Commenting on the key findings of the PAVE research on diaspora communities in EU countries, the President for the Integration of Migrants in the Municipality of Athens Lefteris Papagiannakis made a reference to radicalisation patterns that are linked to the phenomenon of migration, bringing to the surface examples from the refugee crisis that hit Greece during 2015-2016. He recommended a stronger dialogue and engagement with representatives of the church, practitioners working in the education system, state officials and institutions in general.

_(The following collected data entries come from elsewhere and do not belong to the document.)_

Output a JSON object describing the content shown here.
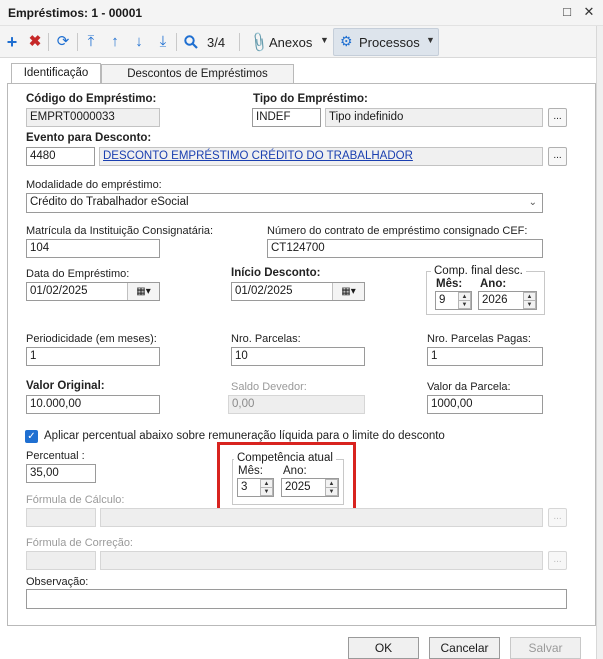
{
  "window": {
    "title": "Empréstimos: 1 - 00001",
    "minimize_icon": "window-minimize-icon",
    "close_icon": "window-close-icon"
  },
  "toolbar": {
    "record_position": "3/4",
    "anexos_label": "Anexos",
    "processos_label": "Processos"
  },
  "tabs": [
    "Identificação",
    "Descontos de Empréstimos"
  ],
  "form": {
    "codigo": {
      "label": "Código do Empréstimo:",
      "value": "EMPRT0000033"
    },
    "tipo": {
      "label": "Tipo do Empréstimo:",
      "code": "INDEF",
      "description": "Tipo indefinido"
    },
    "evento": {
      "label": "Evento para Desconto:",
      "code": "4480",
      "description": "DESCONTO EMPRÉSTIMO CRÉDITO DO TRABALHADOR"
    },
    "modalidade": {
      "label": "Modalidade do empréstimo:",
      "value": "Crédito do Trabalhador eSocial"
    },
    "matricula": {
      "label": "Matrícula da Instituição Consignatária:",
      "value": "104"
    },
    "contrato": {
      "label": "Número do contrato de empréstimo consignado CEF:",
      "value": "CT124700"
    },
    "data_emprestimo": {
      "label": "Data do Empréstimo:",
      "value": "01/02/2025"
    },
    "inicio_desconto": {
      "label": "Início Desconto:",
      "value": "01/02/2025"
    },
    "comp_final": {
      "title": "Comp. final desc.",
      "mes_label": "Mês:",
      "mes_value": "9",
      "ano_label": "Ano:",
      "ano_value": "2026"
    },
    "periodicidade": {
      "label": "Periodicidade (em meses):",
      "value": "1"
    },
    "nro_parcelas": {
      "label": "Nro. Parcelas:",
      "value": "10"
    },
    "nro_parcelas_pagas": {
      "label": "Nro. Parcelas Pagas:",
      "value": "1"
    },
    "valor_original": {
      "label": "Valor Original:",
      "value": "10.000,00"
    },
    "saldo_devedor": {
      "label": "Saldo Devedor:",
      "value": "0,00"
    },
    "valor_parcela": {
      "label": "Valor da Parcela:",
      "value": "1000,00"
    },
    "aplicar_percentual": {
      "label": "Aplicar percentual abaixo sobre remuneração líquida para o limite do desconto",
      "checked": true
    },
    "percentual": {
      "label": "Percentual :",
      "value": "35,00"
    },
    "competencia": {
      "title": "Competência atual",
      "mes_label": "Mês:",
      "mes_value": "3",
      "ano_label": "Ano:",
      "ano_value": "2025"
    },
    "formula_calculo": {
      "label": "Fórmula de Cálculo:"
    },
    "formula_correcao": {
      "label": "Fórmula de Correção:"
    },
    "observacao": {
      "label": "Observação:"
    }
  },
  "buttons": {
    "ok": "OK",
    "cancelar": "Cancelar",
    "salvar": "Salvar"
  },
  "colors": {
    "accent": "#1f6fd1",
    "highlight": "#d8231f",
    "link": "#1a3fb0"
  }
}
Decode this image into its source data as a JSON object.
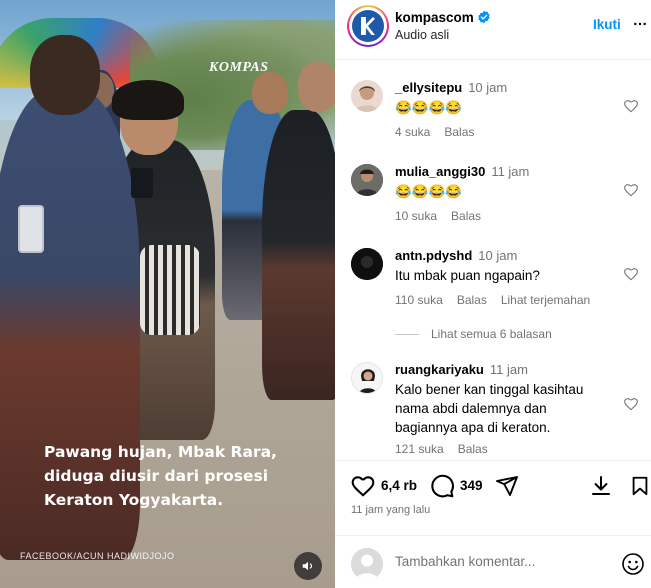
{
  "video": {
    "watermark": "KOMPAS",
    "caption_lines": [
      "Pawang hujan, Mbak Rara,",
      "diduga diusir dari prosesi",
      "Keraton Yogyakarta."
    ],
    "credit": "FACEBOOK/ACUN HADIWIDJOJO",
    "sound_icon": "speaker-icon"
  },
  "post": {
    "account": "kompascom",
    "verified": true,
    "subtitle": "Audio asli",
    "follow_label": "Ikuti",
    "likes": "6,4 rb",
    "comments_count": "349",
    "time_ago": "11 jam yang lalu",
    "composer_placeholder": "Tambahkan komentar..."
  },
  "comments": [
    {
      "user": "_ellysitepu",
      "time": "10 jam",
      "text": "😂😂😂😂",
      "likes": "4 suka",
      "reply": "Balas",
      "translate": ""
    },
    {
      "user": "mulia_anggi30",
      "time": "11 jam",
      "text": "😂😂😂😂",
      "likes": "10 suka",
      "reply": "Balas",
      "translate": ""
    },
    {
      "user": "antn.pdyshd",
      "time": "10 jam",
      "text": "Itu mbak puan ngapain?",
      "likes": "110 suka",
      "reply": "Balas",
      "translate": "Lihat terjemahan",
      "view_replies": "Lihat semua 6 balasan"
    },
    {
      "user": "ruangkariyaku",
      "time": "11 jam",
      "text": "Kalo bener kan tinggal kasihtau nama abdi dalemnya dan bagiannya apa di keraton.",
      "likes": "121 suka",
      "reply": "Balas",
      "translate": ""
    }
  ],
  "colors": {
    "accent": "#0095f6",
    "secondary_text": "#737373"
  }
}
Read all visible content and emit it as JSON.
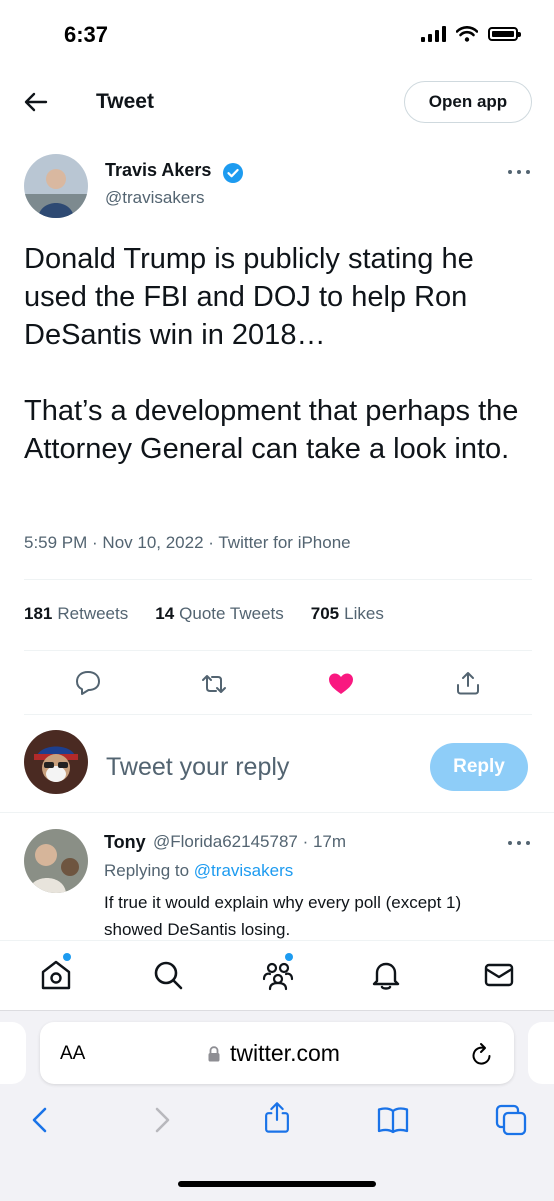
{
  "status_bar": {
    "time": "6:37"
  },
  "header": {
    "title": "Tweet",
    "open_app_label": "Open app",
    "back_icon": "arrow-left-icon"
  },
  "tweet": {
    "author_name": "Travis Akers",
    "author_handle": "@travisakers",
    "verified": true,
    "text": "Donald Trump is publicly stating he used the FBI and DOJ to help Ron DeSantis win in 2018…\n\nThat’s a development that perhaps the Attorney General can take a look into.",
    "meta": "5:59 PM · Nov 10, 2022 · Twitter for iPhone",
    "retweets_count": "181",
    "retweets_label": "Retweets",
    "quote_count": "14",
    "quote_label": "Quote Tweets",
    "likes_count": "705",
    "likes_label": "Likes",
    "liked": true
  },
  "composer": {
    "placeholder": "Tweet your reply",
    "reply_button": "Reply"
  },
  "reply": {
    "author_name": "Tony",
    "author_handle": "@Florida62145787 · 17m",
    "replying_prefix": "Replying to",
    "replying_to": "@travisakers",
    "text": "If true it would explain why every poll (except 1)\nshowed DeSantis losing."
  },
  "bottom_nav": [
    "home-icon",
    "search-icon",
    "communities-icon",
    "notifications-icon",
    "messages-icon"
  ],
  "browser": {
    "aa_label": "AA",
    "url": "twitter.com"
  },
  "colors": {
    "accent": "#1d9bf0",
    "like": "#f91880",
    "reply_button": "#8ecdf8"
  }
}
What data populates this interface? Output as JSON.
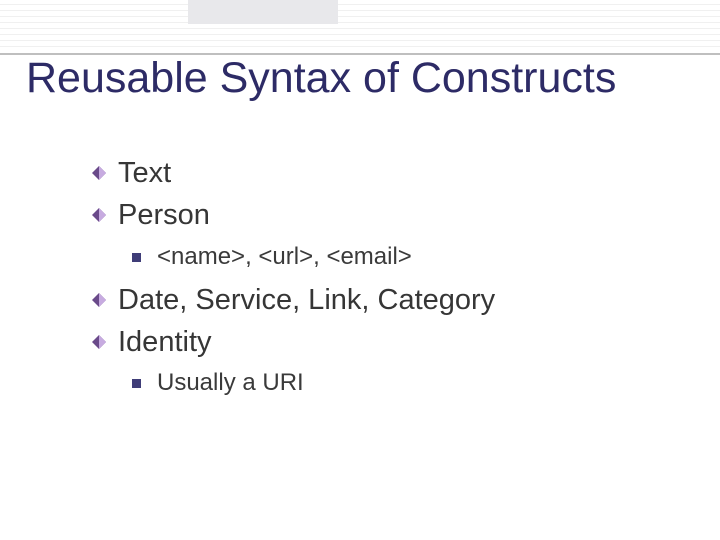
{
  "slide": {
    "title": "Reusable Syntax of Constructs",
    "bullets": [
      {
        "level": 1,
        "text": "Text"
      },
      {
        "level": 1,
        "text": "Person"
      },
      {
        "level": 2,
        "text": "<name>, <url>, <email>"
      },
      {
        "level": 1,
        "text": "Date, Service, Link, Category"
      },
      {
        "level": 1,
        "text": "Identity"
      },
      {
        "level": 2,
        "text": "Usually a URI"
      }
    ]
  }
}
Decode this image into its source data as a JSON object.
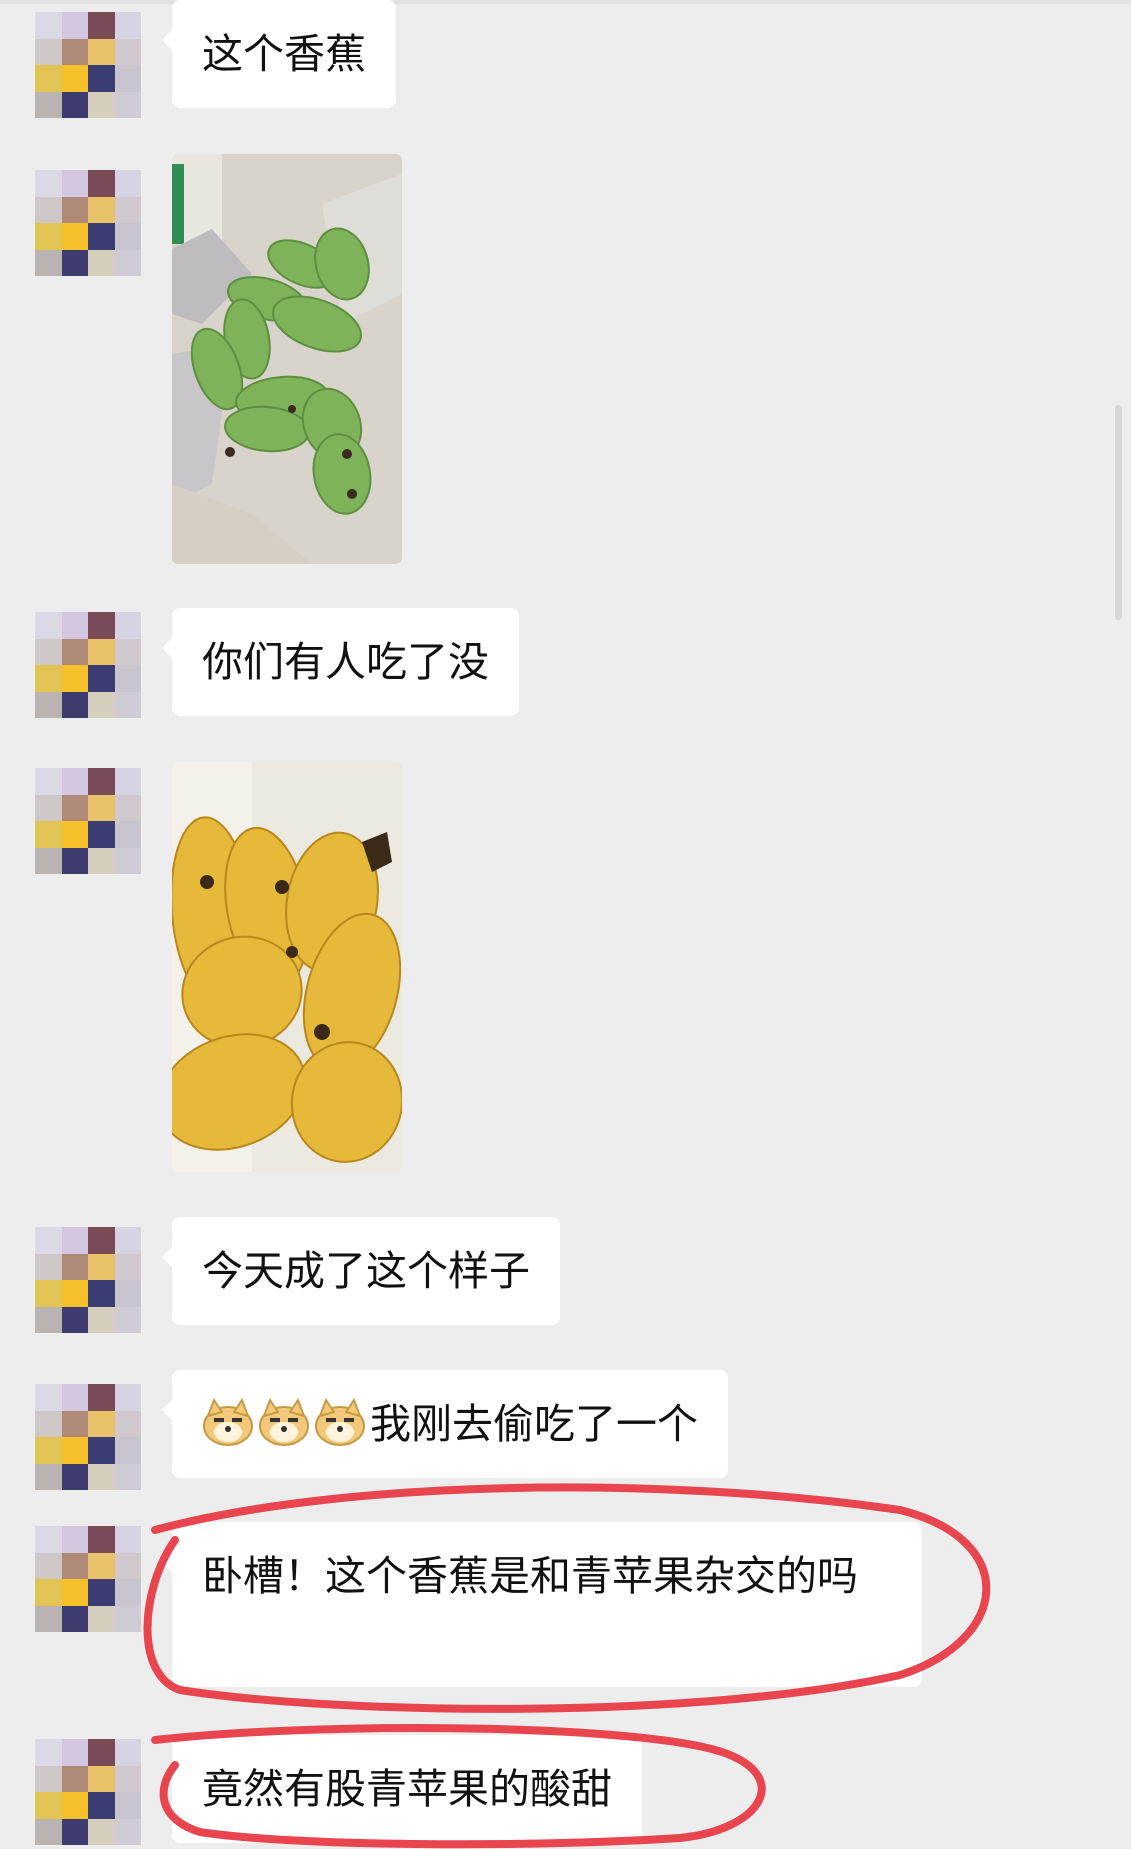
{
  "messages": [
    {
      "type": "text",
      "text": "这个香蕉"
    },
    {
      "type": "image",
      "alt": "green bananas photo"
    },
    {
      "type": "text",
      "text": "你们有人吃了没"
    },
    {
      "type": "image",
      "alt": "yellow bananas photo"
    },
    {
      "type": "text",
      "text": "今天成了这个样子"
    },
    {
      "type": "text",
      "emoji": [
        "doge-emoji",
        "doge-emoji",
        "doge-emoji"
      ],
      "text": "我刚去偷吃了一个"
    },
    {
      "type": "text",
      "text": "卧槽！这个香蕉是和青苹果杂交的吗"
    },
    {
      "type": "text",
      "text": "竟然有股青苹果的酸甜"
    }
  ],
  "colors": {
    "background": "#ededed",
    "bubble": "#ffffff",
    "highlight_circle": "#e8454f"
  }
}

A discussion on radicalization and security challenges for Greece took place in the second part of the event, with the participation of Michalis Chrisochoidis, Senior Policy Advisor, Former Minister of Citizen Protection, Ino Afentouli, Executive Director of the Institute of International Relations, and Panayotis Tsakonas, Senior Research Fellow, Head of the Foreign Policy and Security Programme at ELIAMEP and Professor at the University of Athens. The main concerns expressed regarding the Greek reality were those of violent Islamist radicalisation, the rise of the far-right in Europe, and organised crime. Michalis Chrisochoidis stressed the idea of total control over the Greek border, naming it as the gateway to Europe, and pointed out the necessity to comply with the Schengen agreement. With a reference to the liberal model of Europe and aligned with Michalis Chrisochoidis’ statement on an increase of border control, Ino Afentouli stressed the need to preserve the liberal model in the face of far-right wing narratives and radical behaviours. She also clarified that it is wrong to link violent extremism with migration. In addition, current crises (e.g. pandemic) accelerate the radicalisation and security issues on the rule of law.